Während der Vorläufer des Fahrrades, die Erfindung des badischen Barons Drais, keinerlei praktischen Werth besass und erst durch die Hinzufügung der Pedale durch den französischen Schlosser Michaux zu einem innerhalb gewisser Grenzen brauchbaren Transportmittel wurde, das allerdings bis zu seiner heutigen vollkommenen Gestalt noch eine vielfache Wandlung durchmachen musste, hat umgekehrt das Automobil, das auf französischen Ursprung zurückzuführen ist, erst durch das Verdienst deutscher Ingenieure, namentlich von Daimler und Benz, praktische Gestalt erhalten. Andererseits hat dann wieder in Frankreich die neue Automobil-Industrie einen ungemeinen Aufschwung genommen, unterstützt durch die raschere Aufnahmefähigkeit des Neuen durch das französische Publikum, erleichtert durch geringere Schwierigkeit bei Erzielung der behördlichen Zulassung, und namentlich in hohem Maasse gefördert dadurch, dass die ersten Gesellschaftskreise sich sofort des neuen Automobilsportes bemächtigten, während in Deutschland bis in die neuste Zeit mehr praktische Ziele verfolgt wurden. Als Betriebskraft stehen, abgesehen vom Dampf, der nur für schwere Fahrzeuge, die mehr als Ersatz für Eisen- und Strassenbahnen dienen, infrage kommt, der Benzin- und der Elektromotor in Wettbewerb, wobei ersterer vorläufig noch den Vorrang behält.

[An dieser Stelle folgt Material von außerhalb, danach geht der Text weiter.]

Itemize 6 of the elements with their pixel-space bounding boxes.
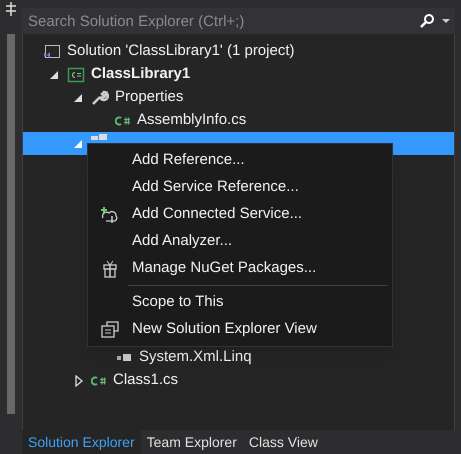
tree-item-label: Solution 'ClassLibrary1' (1 project): [67, 41, 294, 62]
tree-item-label: System.Xml.Linq: [139, 347, 252, 368]
tree-item-label: Properties: [115, 87, 184, 108]
tree-item-label: AssemblyInfo.cs: [137, 110, 246, 130]
tree-item-label: Class1.cs: [113, 370, 178, 390]
tree-item-label: ClassLibrary1: [91, 64, 190, 84]
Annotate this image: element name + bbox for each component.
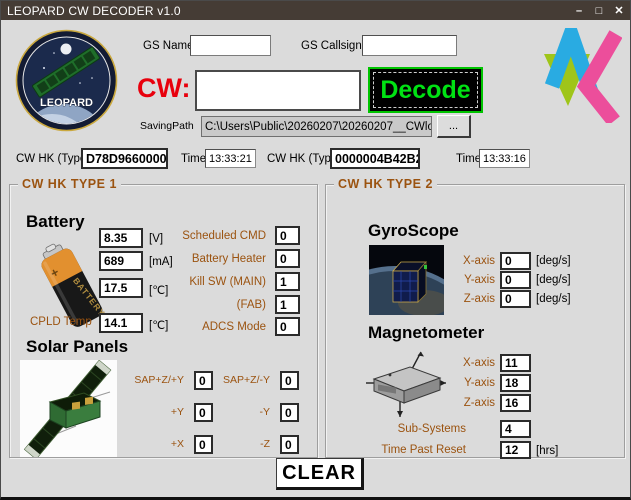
app-window: LEOPARD CW DECODER v1.0 – □ ✕ [0, 0, 631, 500]
gs-name-input[interactable] [190, 35, 271, 56]
cw-label: CW: [137, 73, 191, 104]
savingpath-label: SavingPath [140, 120, 194, 132]
title-bar: LEOPARD CW DECODER v1.0 – □ ✕ [1, 1, 630, 20]
sub-systems-label: Sub-Systems [366, 423, 466, 435]
adcs-mode-value[interactable]: 0 [275, 317, 300, 336]
gyroscope-heading: GyroScope [368, 221, 459, 241]
mag-z-value[interactable]: 16 [500, 394, 531, 412]
sap-zy-minus-label: SAP+Z/-Y [196, 374, 270, 386]
adcs-mode-label: ADCS Mode [130, 321, 266, 333]
kill-sw-fab-label: (FAB) [130, 299, 266, 311]
hk-time2-value[interactable]: 13:33:16 [479, 149, 530, 168]
sap-zy-plus-label: SAP+Z/+Y [110, 374, 184, 386]
gyro-y-value[interactable]: 0 [500, 271, 531, 289]
solar-panels-heading: Solar Panels [26, 337, 128, 357]
cpld-temp-label: CPLD Temp [30, 316, 92, 328]
sap-mz-value[interactable]: 0 [280, 435, 299, 454]
gs-callsign-label: GS Callsign [301, 40, 362, 52]
leopard-mission-patch: LEOPARD [14, 28, 119, 133]
mag-x-label: X-axis [415, 357, 495, 369]
time-past-reset-value[interactable]: 12 [500, 441, 531, 459]
mag-z-label: Z-axis [415, 397, 495, 409]
sap-mz-label: -Z [196, 438, 270, 450]
gyro-z-unit: [deg/s] [536, 293, 571, 305]
group-title-type2: CW HK TYPE 2 [334, 177, 437, 191]
gyro-z-label: Z-axis [415, 293, 495, 305]
mag-y-label: Y-axis [415, 377, 495, 389]
minimize-icon[interactable]: – [572, 5, 586, 17]
gs-callsign-input[interactable] [362, 35, 457, 56]
mag-y-value[interactable]: 18 [500, 374, 531, 392]
sap-py-label: +Y [110, 406, 184, 418]
group-cw-hk-type2: CW HK TYPE 2 GyroScope X-axis 0 [de [325, 184, 625, 458]
savingpath-value[interactable]: C:\Users\Public\20260207\20260207__CWlog… [201, 116, 432, 137]
sap-zy-minus-value[interactable]: 0 [280, 371, 299, 390]
gyro-x-label: X-axis [415, 255, 495, 267]
patch-text: LEOPARD [40, 97, 93, 109]
clear-button[interactable]: CLEAR [276, 458, 364, 490]
hk-time1-value[interactable]: 13:33:21 [205, 149, 256, 168]
magnetometer-heading: Magnetometer [368, 323, 484, 343]
scheduled-cmd-value[interactable]: 0 [275, 226, 300, 245]
sub-systems-value[interactable]: 4 [500, 420, 531, 438]
group-title-type1: CW HK TYPE 1 [18, 177, 121, 191]
sap-my-value[interactable]: 0 [280, 403, 299, 422]
maximize-icon[interactable]: □ [592, 5, 606, 17]
sap-my-label: -Y [196, 406, 270, 418]
hk-type2-value[interactable]: 0000004B42B2 [330, 148, 420, 169]
scheduled-cmd-label: Scheduled CMD [130, 230, 266, 242]
decode-button[interactable]: Decode [368, 67, 483, 113]
battery-heading: Battery [26, 212, 85, 232]
time-past-reset-label: Time Past Reset [346, 444, 466, 456]
mag-x-value[interactable]: 11 [500, 354, 531, 372]
group-cw-hk-type1: CW HK TYPE 1 Battery + BATTERY 8.35 [V] … [9, 184, 318, 458]
hk-type1-value[interactable]: D78D96600006 [81, 148, 168, 169]
time-past-reset-unit: [hrs] [536, 445, 558, 457]
kill-sw-fab-value[interactable]: 1 [275, 295, 300, 314]
kill-sw-main-value[interactable]: 1 [275, 272, 300, 291]
close-icon[interactable]: ✕ [612, 4, 626, 17]
cw-input[interactable] [195, 70, 361, 111]
battery-heater-label: Battery Heater [130, 253, 266, 265]
gyro-x-value[interactable]: 0 [500, 252, 531, 270]
gyro-y-unit: [deg/s] [536, 274, 571, 286]
solar-panel-satellite-image [20, 360, 117, 457]
browse-button[interactable]: ... [437, 115, 471, 138]
university-logo-icon [544, 28, 622, 123]
gyro-x-unit: [deg/s] [536, 255, 571, 267]
gyro-y-label: Y-axis [415, 274, 495, 286]
window-title: LEOPARD CW DECODER v1.0 [1, 4, 181, 18]
kill-sw-main-label: Kill SW (MAIN) [130, 276, 266, 288]
gyro-z-value[interactable]: 0 [500, 290, 531, 308]
sap-px-label: +X [110, 438, 184, 450]
battery-heater-value[interactable]: 0 [275, 249, 300, 268]
gs-name-label: GS Name [143, 40, 194, 52]
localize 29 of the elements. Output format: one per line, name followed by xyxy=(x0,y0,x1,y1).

Aber schon gewinnt ein gemischtes System an Boden, das namentlich die Steuerung durch die Hinzufügung eines Elektromotors vereinfacht. Die Ausstellung war insbesondere von Frankreich stark beschickt, aber auch Deutschland war vortheilhaft vertreten.

Ein interessantes Mittelding zwischen dem auf Schienen laufenden Strassenbahnwagen und dem frei beweglichen Automobil bildet der elektrische Motorwagen nach dem System der französischen Ingenieure Lombard und Gérin, welcher in Vincennes auf einer 3 km langen Versuchsstrecke im Parke lief. Der Wagen empfängt seinen Strom aus einer seitlich der Strasse aufgestellten Oberleitung, die für Hin- und Rückleitung je einen Draht besitzt. Auf diesem läuft ein kleiner Hilfswagen, der ein längeres, mit dem Motorwagen verbundenes Kabel trägt, das also innerhalb gewisser Grenzen ein seitliches Ausweichen des letzteren gestattet. Durch dieses Kabel erhält zunächst der Motor des Strassenfahrzeuges Strom, der dann seinerseits wieder Strom, und zwar Drehstrom, an den Motor des Hilfswagens abgiebt, sodass dadurch eine Abhängigkeit zwischen den Geschwindigkeiten der beiden Motore, also auch der beiden Wagen hergestellt ist. Die auch an anderer Stelle angestellten Versuche sollen günstig ausgefallen sein.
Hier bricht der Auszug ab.